L’article nous apprend que les herbiers nous protègent du climat ! En effet les herbiers stockeraient deux fois plus de carbone que les forêts par unité de surface (83 000 tonnes de carbone par km2 pour les premiers contre 30 000 pour les secondes).

Incroyable, non ! Quand on sait cela, ne devrait-on pas les protéger, y faire attention, les coucouner partout autour de la planète ? Il faut croire qu’il n’en est rien puisqu’on estime aujourd’hui que c’est un écosystème parmi les plus menacés sur terre avec 29 % de ces herbiers ayant d’ores et déjà disparu. À une époque où on donne de plus en plus de valeur aux écosystèmes et qu’on parle désormais de services (chiffrables) rendus par ces derniers, l’exemple ci-dessus est particulièrement important à l’échelle planétaire.

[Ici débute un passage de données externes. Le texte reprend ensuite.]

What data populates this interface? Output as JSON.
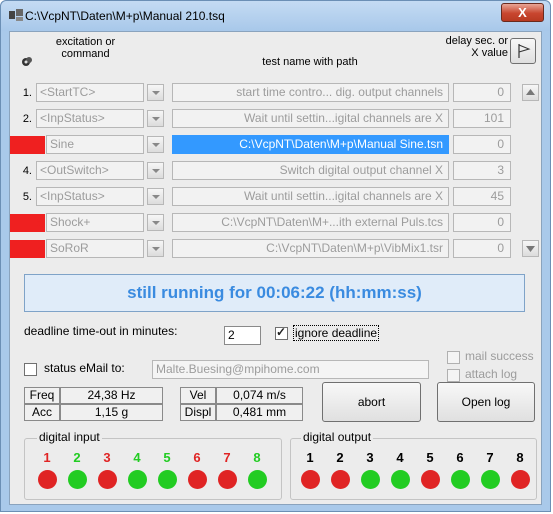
{
  "window": {
    "title": "C:\\VcpNT\\Daten\\M+p\\Manual 210.tsq",
    "close_label": "X"
  },
  "headers": {
    "excitation": "excitation or command",
    "test_name": "test name with path",
    "delay": "delay sec. or X value"
  },
  "rows": [
    {
      "num": "1.",
      "command": "<StartTC>",
      "path": "start time contro... dig. output channels",
      "value": "0",
      "marked": false,
      "selected": false
    },
    {
      "num": "2.",
      "command": "<InpStatus>",
      "path": "Wait until settin...igital channels are X",
      "value": "101",
      "marked": false,
      "selected": false
    },
    {
      "num": "3.",
      "command": "Sine",
      "path": "C:\\VcpNT\\Daten\\M+p\\Manual Sine.tsn",
      "value": "0",
      "marked": true,
      "selected": true
    },
    {
      "num": "4.",
      "command": "<OutSwitch>",
      "path": "Switch digital output channel X",
      "value": "3",
      "marked": false,
      "selected": false
    },
    {
      "num": "5.",
      "command": "<InpStatus>",
      "path": "Wait until settin...igital channels are X",
      "value": "45",
      "marked": false,
      "selected": false
    },
    {
      "num": "6.",
      "command": "Shock+",
      "path": "C:\\VcpNT\\Daten\\M+...ith external Puls.tcs",
      "value": "0",
      "marked": true,
      "selected": false
    },
    {
      "num": "7.",
      "command": "SoRoR",
      "path": "C:\\VcpNT\\Daten\\M+p\\VibMix1.tsr",
      "value": "0",
      "marked": true,
      "selected": false
    }
  ],
  "status_banner": "still running for 00:06:22 (hh:mm:ss)",
  "deadline": {
    "label": "deadline time-out in minutes:",
    "value": "2",
    "ignore_label": "ignore deadline",
    "ignore_checked": true
  },
  "email": {
    "label": "status eMail to:",
    "placeholder_value": "Malte.Buesing@mpihome.com",
    "checked": false,
    "mail_success_label": "mail success",
    "attach_log_label": "attach log"
  },
  "measurements": {
    "freq_label": "Freq",
    "freq_value": "24,38 Hz",
    "acc_label": "Acc",
    "acc_value": "1,15 g",
    "vel_label": "Vel",
    "vel_value": "0,074 m/s",
    "displ_label": "Displ",
    "displ_value": "0,481 mm"
  },
  "buttons": {
    "abort": "abort",
    "open_log": "Open log"
  },
  "digital_input": {
    "title": "digital input",
    "channels": [
      "1",
      "2",
      "3",
      "4",
      "5",
      "6",
      "7",
      "8"
    ],
    "states": [
      "red",
      "green",
      "red",
      "green",
      "green",
      "red",
      "red",
      "green"
    ]
  },
  "digital_output": {
    "title": "digital output",
    "channels": [
      "1",
      "2",
      "3",
      "4",
      "5",
      "6",
      "7",
      "8"
    ],
    "states": [
      "red",
      "red",
      "green",
      "green",
      "red",
      "green",
      "green",
      "red"
    ]
  },
  "colors": {
    "red_led": "#e02424",
    "green_led": "#22cc22",
    "red_num": "#e02424",
    "green_num": "#22cc22",
    "accent_blue": "#3a8be0",
    "selected_row": "#3399ff",
    "marker_red": "#ef2020"
  },
  "icons": {
    "app": "app-icon",
    "gear": "gear-icon",
    "flag": "flag-icon"
  }
}
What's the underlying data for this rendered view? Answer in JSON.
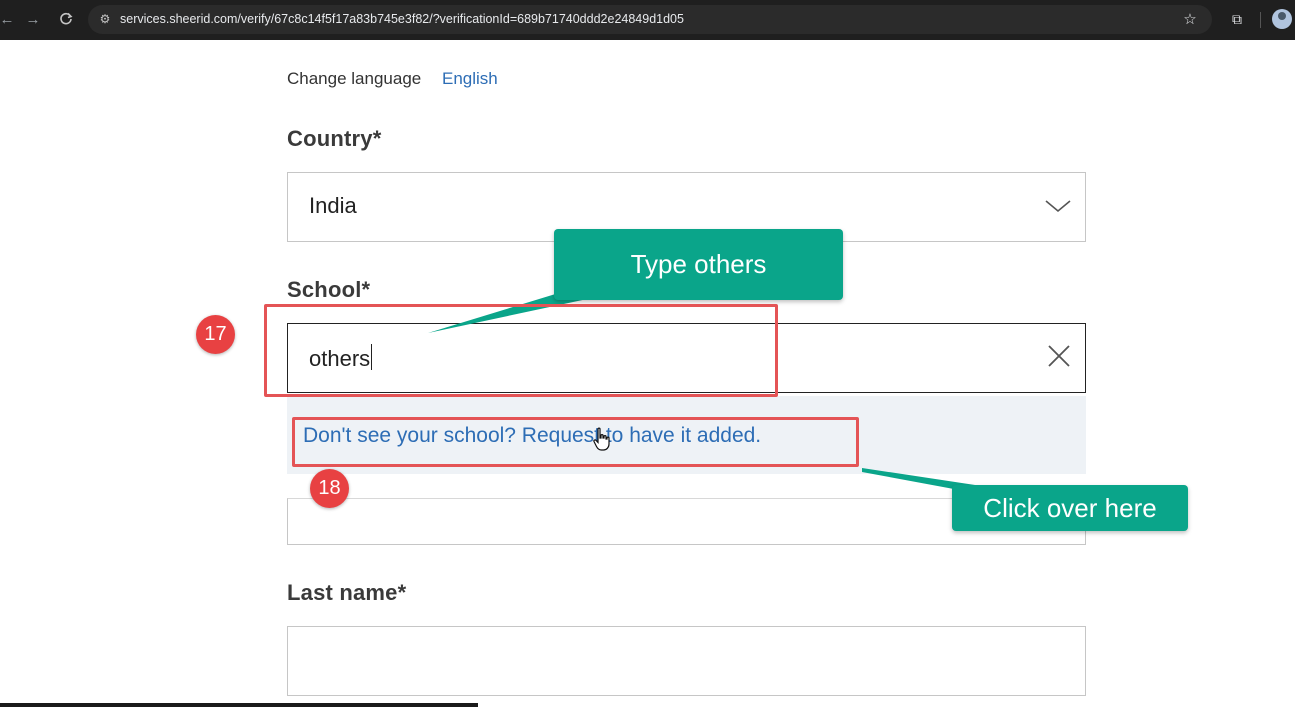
{
  "browser": {
    "url": "services.sheerid.com/verify/67c8c14f5f17a83b745e3f82/?verificationId=689b71740ddd2e24849d1d05",
    "icons": [
      "back-icon",
      "forward-icon",
      "reload-icon",
      "site-settings-icon",
      "star-icon",
      "extensions-icon",
      "profile-avatar"
    ]
  },
  "form": {
    "change_language_label": "Change language",
    "language_value": "English",
    "country": {
      "label": "Country*",
      "value": "India"
    },
    "school": {
      "label": "School*",
      "value": "others"
    },
    "suggestion_link": "Don't see your school? Request to have it added.",
    "last_name": {
      "label": "Last name*",
      "value": ""
    }
  },
  "annotations": {
    "callout_type": "Type others",
    "callout_click": "Click over here",
    "step_17": "17",
    "step_18": "18"
  },
  "colors": {
    "accent_link": "#2d6db5",
    "callout": "#0aa58a",
    "highlight": "#e45456",
    "badge": "#e84142"
  }
}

Plus proche de nous et pour donner un autre exemple, cette fois-ci plus pragmatique, nous savons qu’à la fin de la belle saison les feuilles mortes de posidonies peuvent s’accumuler en banquettes importantes sur les plages. Elles ont un rôle protecteur non négligeable pour protéger celles-ci contre les fortes vagues de l’hiver qui peuvent les dégrader par érosion.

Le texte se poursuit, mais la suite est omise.